レセプションは何ごともなく、順調に厳粛な雰囲気の中30分程で完了した。


□□□□


堅苦しいレセプションが終わった後、新人達と既に中堅あるいはトップクラスの星間特使達との交流会が催された。早い話がざっくばらんな話をするための飲み会だ。
タクヤと二人壁際で話し込んでいたダークは、そんな折り一人の青年に声をかけられた。
黒髪、藍色の瞳の男性であった。
「あの、私を覚えてますか?」
「えっと、俺?」
ダークはそう言われ、きょとんとして青年を見返す。
言われてみれば確かにどこかで会った事のある気がしないでもない。
どこかで見た気がするような、しないような…。誰だ?
「翠月と言えばわかりますか?」
「翠月?」
あれ?あ、もしかして!
「あの時、おばば様の元に案内してくれた男の子か?」
「はい。

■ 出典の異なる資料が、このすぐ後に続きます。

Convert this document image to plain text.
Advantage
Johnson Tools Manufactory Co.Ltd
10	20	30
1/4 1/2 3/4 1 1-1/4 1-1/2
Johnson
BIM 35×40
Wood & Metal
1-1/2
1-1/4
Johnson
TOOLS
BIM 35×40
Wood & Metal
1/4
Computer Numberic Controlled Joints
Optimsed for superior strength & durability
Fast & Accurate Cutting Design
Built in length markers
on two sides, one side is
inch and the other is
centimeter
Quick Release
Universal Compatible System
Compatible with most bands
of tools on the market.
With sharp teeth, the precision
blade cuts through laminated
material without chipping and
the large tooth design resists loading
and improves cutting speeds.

私も星間特使になりました」
ダークは目を丸くし、青年を見つめる。
げげ。思いもつかなかった。まさか星間特使になっているとは…
「ダークさんの事はすぐにわかりました。だって、あの時と同じ目の輝きをしていましたから」
「そうか?結構老けたと思うけどな」
ダークは苦笑しながら、そう呟く。
「ダーク、知り合いなの?」
「ああ。昔仕事で助けた子供だよ。星間特使になるなんて思いもよらなかったな」
ダークは言い、肩を竦める。タクヤは面白そうな表情をして青年を見た。
「成臣(なるおみ)、群条成臣(ぐんじょうなるおみ)です。臣って呼ばれていました」
「ふーん。よろしく、新入りさん」
タクヤは微笑を浮かべ成臣を歓迎した。
「よろしくな。臣!」
ダークも朗らかにそう言い、新たな星間特使を歓迎したのだった。

これより後、あの小さな子供だった成臣とダークは、時々組んで仕事をすることになる。
……が、それはまだまだ先の話。              END



番外編7年後の臣です。いれようかどうしようか迷ったんですが、入れました。ここで入れないと後は無理だしなと思いまして。番外編だから時間を無視してもいいでしょう?